Public school in Albany Western Australia

Albany Senior High School is a comprehensive public co-educational high school, located in Albany, a regional centre in the Great Southern region, 420 km south-southeast of Perth, Western Australia. The school was established in 1918. The school's catchment area covers most of the City of Albany and in 2015 the school had an enrolment of 1,113 students between Year 7 and Year 12; four percent of whom were Indigenous Australians.

==Catchment area==
Albany's catchment area has been specified by the Department of Education and Training to include all of the City of Albany other than the western areas serviced by Mount Lockyer and Yakamia primary schools, which are served by North Albany Senior High School.

==History==
The school opened in 1924. The buildings were designed by the Principal Architect of Western Australia, William Hardwick.

The school had a major upgrade in 1997 in several areas including the science laboratories, Design and Technology area and the home economics area.

Another upgrade occurred in 2002 when the oval, gymnasium and performing arts centre were completed.

Enrolments at the school have been steady over the last few years with 1008 students in 2007, 1055 in 2008, 1078 in 2009, 1005 in 2010, 1012 in 2011, 1011 in 2012, 960 in 2013, 982 in 2014 and 1113 in 2015. The drop in numbers since 2010 is a result of half cohort commencing school in 2010 when the age for Year 8 enrolment was raised by six months across the state. The increase in enrolments in 2015 was due to the loss of the half cohort and the addition of a Year 7 cohort.

The school won the State Country Week Champion School for five consecutive years from 2000 to 2004. The school regained the champion school shield in 2010 but not before Bunbury Senior High School was awarded the champion school at the closing ceremony following a mix-up in the tallying of results.
In 2011 the school again won the champion school shield.
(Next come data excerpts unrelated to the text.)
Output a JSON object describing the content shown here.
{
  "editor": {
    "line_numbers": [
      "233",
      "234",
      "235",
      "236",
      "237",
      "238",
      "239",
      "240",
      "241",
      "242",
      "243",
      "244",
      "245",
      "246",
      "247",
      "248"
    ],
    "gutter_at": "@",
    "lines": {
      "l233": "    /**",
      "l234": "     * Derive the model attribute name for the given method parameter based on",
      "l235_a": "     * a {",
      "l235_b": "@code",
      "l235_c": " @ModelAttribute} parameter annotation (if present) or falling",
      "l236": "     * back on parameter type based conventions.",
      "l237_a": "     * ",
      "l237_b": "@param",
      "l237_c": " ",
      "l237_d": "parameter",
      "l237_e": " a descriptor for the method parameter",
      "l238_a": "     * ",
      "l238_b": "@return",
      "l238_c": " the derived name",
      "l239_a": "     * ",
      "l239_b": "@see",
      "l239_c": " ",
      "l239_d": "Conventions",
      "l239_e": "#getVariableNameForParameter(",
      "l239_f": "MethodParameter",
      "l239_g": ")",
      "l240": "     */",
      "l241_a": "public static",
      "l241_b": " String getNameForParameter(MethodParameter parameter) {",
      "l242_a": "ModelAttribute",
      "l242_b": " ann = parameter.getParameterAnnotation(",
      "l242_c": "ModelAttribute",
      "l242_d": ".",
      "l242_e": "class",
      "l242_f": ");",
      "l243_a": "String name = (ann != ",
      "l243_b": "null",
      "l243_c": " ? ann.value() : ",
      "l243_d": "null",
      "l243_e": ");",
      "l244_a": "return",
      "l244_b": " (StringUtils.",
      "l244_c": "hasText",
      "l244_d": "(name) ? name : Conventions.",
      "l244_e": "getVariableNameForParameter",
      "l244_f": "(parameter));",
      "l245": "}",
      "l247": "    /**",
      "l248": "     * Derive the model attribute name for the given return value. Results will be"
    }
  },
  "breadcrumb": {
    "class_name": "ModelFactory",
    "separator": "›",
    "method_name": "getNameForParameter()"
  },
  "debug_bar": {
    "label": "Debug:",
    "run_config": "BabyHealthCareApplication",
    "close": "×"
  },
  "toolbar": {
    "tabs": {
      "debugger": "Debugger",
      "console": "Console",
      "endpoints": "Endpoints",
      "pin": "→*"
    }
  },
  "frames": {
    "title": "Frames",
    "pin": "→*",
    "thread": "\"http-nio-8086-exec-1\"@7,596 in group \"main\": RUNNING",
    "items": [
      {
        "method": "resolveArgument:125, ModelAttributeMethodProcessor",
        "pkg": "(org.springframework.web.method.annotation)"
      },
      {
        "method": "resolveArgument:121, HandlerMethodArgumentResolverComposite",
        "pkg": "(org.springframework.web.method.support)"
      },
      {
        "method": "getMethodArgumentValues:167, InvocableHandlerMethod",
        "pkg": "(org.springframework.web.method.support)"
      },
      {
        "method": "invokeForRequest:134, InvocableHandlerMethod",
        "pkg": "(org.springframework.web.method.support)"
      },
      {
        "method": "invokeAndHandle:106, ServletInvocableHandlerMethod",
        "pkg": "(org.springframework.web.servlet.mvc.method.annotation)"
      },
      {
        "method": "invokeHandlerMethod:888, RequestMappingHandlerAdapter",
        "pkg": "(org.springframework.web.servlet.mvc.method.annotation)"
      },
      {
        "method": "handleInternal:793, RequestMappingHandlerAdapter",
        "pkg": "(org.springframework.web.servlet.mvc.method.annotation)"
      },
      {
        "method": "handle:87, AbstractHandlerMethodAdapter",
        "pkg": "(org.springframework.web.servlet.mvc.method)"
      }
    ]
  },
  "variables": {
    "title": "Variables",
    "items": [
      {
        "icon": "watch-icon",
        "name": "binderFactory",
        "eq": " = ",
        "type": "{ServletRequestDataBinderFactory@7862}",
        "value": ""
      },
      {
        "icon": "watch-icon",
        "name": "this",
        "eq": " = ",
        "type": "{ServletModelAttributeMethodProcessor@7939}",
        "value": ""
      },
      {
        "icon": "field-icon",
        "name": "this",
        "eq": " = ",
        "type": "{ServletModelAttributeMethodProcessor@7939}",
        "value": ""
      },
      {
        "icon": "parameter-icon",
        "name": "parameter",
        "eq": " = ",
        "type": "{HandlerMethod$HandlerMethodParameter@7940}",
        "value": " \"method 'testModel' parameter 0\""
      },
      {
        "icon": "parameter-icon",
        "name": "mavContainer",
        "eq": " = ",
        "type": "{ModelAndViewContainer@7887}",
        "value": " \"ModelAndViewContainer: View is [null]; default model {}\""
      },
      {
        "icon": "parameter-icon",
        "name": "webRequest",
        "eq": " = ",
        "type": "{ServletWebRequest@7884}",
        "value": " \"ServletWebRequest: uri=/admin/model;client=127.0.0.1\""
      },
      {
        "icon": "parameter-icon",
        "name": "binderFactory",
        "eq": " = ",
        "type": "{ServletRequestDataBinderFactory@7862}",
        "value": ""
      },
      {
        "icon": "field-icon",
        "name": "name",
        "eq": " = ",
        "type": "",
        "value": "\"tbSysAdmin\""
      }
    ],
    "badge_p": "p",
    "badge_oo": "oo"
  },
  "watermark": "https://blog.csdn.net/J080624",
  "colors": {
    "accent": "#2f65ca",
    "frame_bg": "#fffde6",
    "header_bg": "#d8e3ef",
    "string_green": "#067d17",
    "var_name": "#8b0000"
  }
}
Bunbury Senior High School won the shield back from in 2012 with Albany being the runner-up champion school, but the school did win a third consecutive premiership in the football competition. The school were runners up again in 2013 to Bunbury Senior High School and 2014, before winning overall once more in 2015.

In 2013 the school appeared in the top 50 schools for WACE results in position 39. In 2014 it was rated as the top country school, and ranked at 27th in the state.

Long serving principal, Peter Havel, left the school in 2015 and was replaced by Brendan France, who was later replaced by Melissa Walker in 2021 who continues to be the current principal.

==Special programs==
- Aboriginal School Based Traineeships
- Follow the Dream – Tertiary Aspirations Program
- Online Teaching and Learning System
- VET in Schools Program
- Marine Science
- Education Access/TAFE-Link
- Gifted and Talented Education Program
- Marine and Maritime
- Outdoor Education

Students can be in some or none of these programs when attending ASHS.